Here are some numbers, some of many, that are staggering.
*Roman Catholics spent $615 million on sex abuse cases in 2007, alone.
*$85 million in September of 2003 (just that month).
*$100 million in 2005, January.
“According to Donald Cozzens, ‘by the end of the mid 1990s, it was estimated that… more than half a billion dollars had been paid in jury awards, settlements and legal fees.’ This figure grew to about one billion dollars by 2002.” http://en.wikipedia.or/wiki/Settlements_and_bankruptcies_in_Catholic_sex_abuse_cases
Between 1994 & 2009,there have been over 1,835 victims of sexual abuse.
Settlements / legal fees between 1994 & 2009? $1.269 billion.
Here is the last piece in the story that brings about great disruption and immeasurable sadness from the link, http://news.msn.com/us/seattle-archdiocese-to-pay-dollar12-million-to-settle-child-sex-abuse-claims-lawyer:
Seattle Archbishop J. Peter Sartain said in a statement on Tuesday (6/24/14), according to the Seattle Times newspaper,
“Our hope is that this settlement will bring them closure and allow them to continue the process of healing.”
REALITY CHECK, people. Let’s not be so naive as to think that there is going to be significant healing with all of these men and women who have been victimized. For some, yes. For some, no … for some there will be no healing. And its possible that some individuals are hearing Sartain say (my paraphrase) …
“Hey, here’s the money; and its a lot of money; so, since we are paying out a lot of money, then we expect for there to be a lot of healing, and then we won’t feel so bad. And we don’t want to hear anymore about this. Now, get out of here.”

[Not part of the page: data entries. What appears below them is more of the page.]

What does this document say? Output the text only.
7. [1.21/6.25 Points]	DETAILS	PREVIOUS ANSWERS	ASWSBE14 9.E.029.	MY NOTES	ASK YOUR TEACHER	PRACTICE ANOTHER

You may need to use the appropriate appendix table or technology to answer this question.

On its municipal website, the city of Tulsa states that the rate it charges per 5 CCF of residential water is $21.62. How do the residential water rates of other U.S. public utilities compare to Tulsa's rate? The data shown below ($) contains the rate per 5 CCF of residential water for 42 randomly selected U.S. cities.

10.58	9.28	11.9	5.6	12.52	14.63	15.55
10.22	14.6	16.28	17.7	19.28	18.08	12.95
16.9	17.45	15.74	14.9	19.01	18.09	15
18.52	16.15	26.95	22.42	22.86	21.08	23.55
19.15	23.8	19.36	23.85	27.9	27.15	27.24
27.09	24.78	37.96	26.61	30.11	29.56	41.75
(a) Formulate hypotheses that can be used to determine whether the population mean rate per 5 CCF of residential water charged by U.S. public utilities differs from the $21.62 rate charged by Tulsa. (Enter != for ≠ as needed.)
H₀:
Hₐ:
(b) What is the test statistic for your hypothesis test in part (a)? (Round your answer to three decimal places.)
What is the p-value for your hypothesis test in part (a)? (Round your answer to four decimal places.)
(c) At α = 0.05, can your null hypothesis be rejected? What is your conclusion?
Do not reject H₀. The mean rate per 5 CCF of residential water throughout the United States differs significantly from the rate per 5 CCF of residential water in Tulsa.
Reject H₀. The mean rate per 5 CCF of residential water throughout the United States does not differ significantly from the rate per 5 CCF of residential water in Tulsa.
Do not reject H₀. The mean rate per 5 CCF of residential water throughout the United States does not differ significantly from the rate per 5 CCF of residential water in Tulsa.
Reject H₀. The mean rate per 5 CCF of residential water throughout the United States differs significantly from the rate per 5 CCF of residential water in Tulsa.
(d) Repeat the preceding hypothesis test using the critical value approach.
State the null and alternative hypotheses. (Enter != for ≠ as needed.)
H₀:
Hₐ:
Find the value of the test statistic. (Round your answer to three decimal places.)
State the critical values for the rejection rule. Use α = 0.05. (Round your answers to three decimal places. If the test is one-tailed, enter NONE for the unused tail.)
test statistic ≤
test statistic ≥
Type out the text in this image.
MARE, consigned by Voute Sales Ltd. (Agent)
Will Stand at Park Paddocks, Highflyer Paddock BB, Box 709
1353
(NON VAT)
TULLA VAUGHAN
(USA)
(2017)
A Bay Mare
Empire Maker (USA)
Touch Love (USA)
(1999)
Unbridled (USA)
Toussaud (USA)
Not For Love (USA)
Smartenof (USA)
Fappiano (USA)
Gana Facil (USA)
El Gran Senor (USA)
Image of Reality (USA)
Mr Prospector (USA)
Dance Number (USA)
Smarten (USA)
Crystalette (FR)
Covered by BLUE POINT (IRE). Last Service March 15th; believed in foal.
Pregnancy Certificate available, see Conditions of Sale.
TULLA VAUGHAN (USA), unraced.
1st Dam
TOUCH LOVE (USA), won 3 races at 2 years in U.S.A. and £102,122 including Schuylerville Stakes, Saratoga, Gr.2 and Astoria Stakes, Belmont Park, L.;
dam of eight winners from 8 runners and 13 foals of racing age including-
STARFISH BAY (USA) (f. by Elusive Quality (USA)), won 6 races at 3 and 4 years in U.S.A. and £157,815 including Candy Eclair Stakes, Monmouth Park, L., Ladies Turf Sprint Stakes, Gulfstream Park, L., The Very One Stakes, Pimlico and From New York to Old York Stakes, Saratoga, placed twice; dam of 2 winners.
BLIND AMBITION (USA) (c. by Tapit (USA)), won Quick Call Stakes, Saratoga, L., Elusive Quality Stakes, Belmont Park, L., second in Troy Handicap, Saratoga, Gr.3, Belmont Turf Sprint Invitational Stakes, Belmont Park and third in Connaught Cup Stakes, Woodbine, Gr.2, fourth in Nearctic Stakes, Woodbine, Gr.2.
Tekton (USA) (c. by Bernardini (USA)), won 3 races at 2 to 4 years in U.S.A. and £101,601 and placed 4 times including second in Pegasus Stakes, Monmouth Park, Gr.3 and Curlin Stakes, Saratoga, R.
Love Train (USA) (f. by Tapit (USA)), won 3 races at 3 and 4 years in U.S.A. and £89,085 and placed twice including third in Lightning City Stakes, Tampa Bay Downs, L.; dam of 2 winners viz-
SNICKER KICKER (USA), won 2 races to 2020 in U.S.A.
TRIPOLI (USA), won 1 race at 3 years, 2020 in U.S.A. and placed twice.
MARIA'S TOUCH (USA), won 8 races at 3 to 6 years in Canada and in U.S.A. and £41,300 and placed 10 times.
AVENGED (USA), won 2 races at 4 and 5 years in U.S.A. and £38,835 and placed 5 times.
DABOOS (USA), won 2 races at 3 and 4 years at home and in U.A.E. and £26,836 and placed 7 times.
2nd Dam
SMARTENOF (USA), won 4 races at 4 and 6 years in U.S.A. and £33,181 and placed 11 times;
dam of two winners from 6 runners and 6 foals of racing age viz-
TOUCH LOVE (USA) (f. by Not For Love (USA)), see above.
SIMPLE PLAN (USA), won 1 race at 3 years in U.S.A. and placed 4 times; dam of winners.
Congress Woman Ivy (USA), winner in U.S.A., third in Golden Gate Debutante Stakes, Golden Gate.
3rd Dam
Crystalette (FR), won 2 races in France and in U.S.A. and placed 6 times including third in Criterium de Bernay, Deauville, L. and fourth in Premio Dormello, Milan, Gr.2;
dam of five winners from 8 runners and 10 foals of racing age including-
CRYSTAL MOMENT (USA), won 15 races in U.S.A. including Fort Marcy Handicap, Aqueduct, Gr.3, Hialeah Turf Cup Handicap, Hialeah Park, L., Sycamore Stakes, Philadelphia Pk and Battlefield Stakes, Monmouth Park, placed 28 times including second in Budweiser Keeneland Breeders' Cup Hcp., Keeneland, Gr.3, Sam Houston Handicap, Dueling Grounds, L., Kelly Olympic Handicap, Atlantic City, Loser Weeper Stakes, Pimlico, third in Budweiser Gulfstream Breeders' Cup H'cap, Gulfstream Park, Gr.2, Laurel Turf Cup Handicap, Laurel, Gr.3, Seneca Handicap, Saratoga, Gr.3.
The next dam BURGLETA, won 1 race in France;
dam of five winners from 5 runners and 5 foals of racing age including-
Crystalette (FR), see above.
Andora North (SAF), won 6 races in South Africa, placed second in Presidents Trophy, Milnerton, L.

Now, I know; I know, I know, I know … that those were not the words from the archbishop from Seattle … but if I was a victim of sexual abuse from the Catholic Church, I might just think that way about what Sartain is saying.
The money …
d o e s n o t c h a n g e …
The money …
d o e s n o t g u a r a n t e e …
Last question, maybe irrelevant:
Is there any correlation between victims of sexual abuse and suicide?
Those are just a few links to go to if you are interested. All links are unanimous in their research: yes, there is a correlation between childhood sexual abuse and suicide. So, healing? No, not for everyone.